We’ve also been trying to make the watch bits funny, and working out the comedy has been a deadly serious business.
So it’s not easy – few rewarding things are. I have a hearing loss, my spatial awareness isn’t the best and I don’t always grasp instructions first time round. On several occasions, I have been disbelieving that we are expected to do the scene again. (What do you mean again? It’s going home time!) I know I will be terrified, waiting at the Ruins to go on for the first time in front of an actual audience. Even some of the rehearsals have been nerve-racking enough.
But it’s hard to put into words how much I have loved the experience, how it has made the whole summer golden.

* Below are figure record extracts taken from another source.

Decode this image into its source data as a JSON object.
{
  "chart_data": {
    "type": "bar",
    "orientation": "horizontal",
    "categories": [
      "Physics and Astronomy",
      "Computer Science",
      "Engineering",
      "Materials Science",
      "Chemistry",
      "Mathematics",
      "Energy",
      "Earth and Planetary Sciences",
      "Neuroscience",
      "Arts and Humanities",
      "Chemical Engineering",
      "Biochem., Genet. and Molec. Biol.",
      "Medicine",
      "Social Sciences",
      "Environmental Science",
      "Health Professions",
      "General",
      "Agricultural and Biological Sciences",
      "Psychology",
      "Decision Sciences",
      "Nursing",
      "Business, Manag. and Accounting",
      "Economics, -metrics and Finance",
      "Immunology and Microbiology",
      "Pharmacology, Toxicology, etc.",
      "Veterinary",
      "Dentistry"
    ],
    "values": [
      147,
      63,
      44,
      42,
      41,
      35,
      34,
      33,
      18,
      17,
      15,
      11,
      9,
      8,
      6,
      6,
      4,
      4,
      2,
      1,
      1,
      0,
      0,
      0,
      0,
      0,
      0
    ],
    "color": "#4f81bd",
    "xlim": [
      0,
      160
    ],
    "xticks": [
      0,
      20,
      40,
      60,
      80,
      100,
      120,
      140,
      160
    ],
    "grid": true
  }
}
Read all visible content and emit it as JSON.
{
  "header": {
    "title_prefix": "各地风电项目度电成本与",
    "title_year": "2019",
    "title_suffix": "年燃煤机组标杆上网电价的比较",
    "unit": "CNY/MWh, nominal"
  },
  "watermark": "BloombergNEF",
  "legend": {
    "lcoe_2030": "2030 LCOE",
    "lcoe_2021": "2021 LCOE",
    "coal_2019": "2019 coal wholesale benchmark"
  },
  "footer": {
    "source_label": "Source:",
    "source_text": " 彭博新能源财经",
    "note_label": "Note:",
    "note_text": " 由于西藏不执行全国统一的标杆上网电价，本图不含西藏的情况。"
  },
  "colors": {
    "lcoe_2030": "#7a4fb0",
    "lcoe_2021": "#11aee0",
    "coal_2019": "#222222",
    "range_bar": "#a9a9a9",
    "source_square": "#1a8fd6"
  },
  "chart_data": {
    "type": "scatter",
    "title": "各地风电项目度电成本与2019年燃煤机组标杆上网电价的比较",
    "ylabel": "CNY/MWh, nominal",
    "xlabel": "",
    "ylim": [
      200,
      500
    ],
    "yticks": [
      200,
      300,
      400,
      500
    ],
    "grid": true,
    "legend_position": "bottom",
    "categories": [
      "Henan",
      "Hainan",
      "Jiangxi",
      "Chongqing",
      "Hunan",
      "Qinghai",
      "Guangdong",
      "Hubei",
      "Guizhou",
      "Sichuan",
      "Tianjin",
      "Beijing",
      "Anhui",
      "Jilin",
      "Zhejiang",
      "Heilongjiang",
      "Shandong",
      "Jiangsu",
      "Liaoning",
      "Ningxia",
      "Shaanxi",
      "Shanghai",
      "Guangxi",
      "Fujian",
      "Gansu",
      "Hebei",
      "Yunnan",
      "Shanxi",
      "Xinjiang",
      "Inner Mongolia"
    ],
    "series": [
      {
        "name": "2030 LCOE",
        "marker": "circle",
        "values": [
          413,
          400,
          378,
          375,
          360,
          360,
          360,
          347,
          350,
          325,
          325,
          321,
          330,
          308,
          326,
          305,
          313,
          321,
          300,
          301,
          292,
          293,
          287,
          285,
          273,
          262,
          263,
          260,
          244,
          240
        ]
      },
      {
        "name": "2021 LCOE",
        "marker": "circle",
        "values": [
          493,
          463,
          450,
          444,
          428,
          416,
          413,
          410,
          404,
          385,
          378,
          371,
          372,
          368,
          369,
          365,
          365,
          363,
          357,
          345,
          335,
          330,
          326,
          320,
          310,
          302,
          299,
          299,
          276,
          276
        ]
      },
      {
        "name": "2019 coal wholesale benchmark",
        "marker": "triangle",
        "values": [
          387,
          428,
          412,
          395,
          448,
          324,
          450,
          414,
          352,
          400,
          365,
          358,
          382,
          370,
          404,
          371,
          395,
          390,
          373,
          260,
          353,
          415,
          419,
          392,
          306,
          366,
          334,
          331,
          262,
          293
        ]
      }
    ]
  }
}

I have been lucky. Dale has shown exemplary patience throughout - and then there is Mikhail Franklin, who plays Dogberry, the Basil Fawlty to my Manuel, and without whom the whole thing might have been very different. His boundless talent, enthusiasm for the work, perfectionism and willingness to act as mentor and explain things over and over (and over) are truly the stuff of heroic legend. Every time I thank him, he shrugs it off as though it were nothing, but it isn’t.
In fact, everyone has shown professionalism, a lack of arrogance and a cast-iron commitment to the project.
But not the other Friday evening, a cast night out away from the show, billed as ‘just a few quiet drinks’. It ended with me arriving home around 1am, barefoot and carrying my heels, and, most worrying of all, from what I remember, actually singing.
Apart from the nerves, though, there’s just one problem. How does one possibly handle the sadness when it’s all over?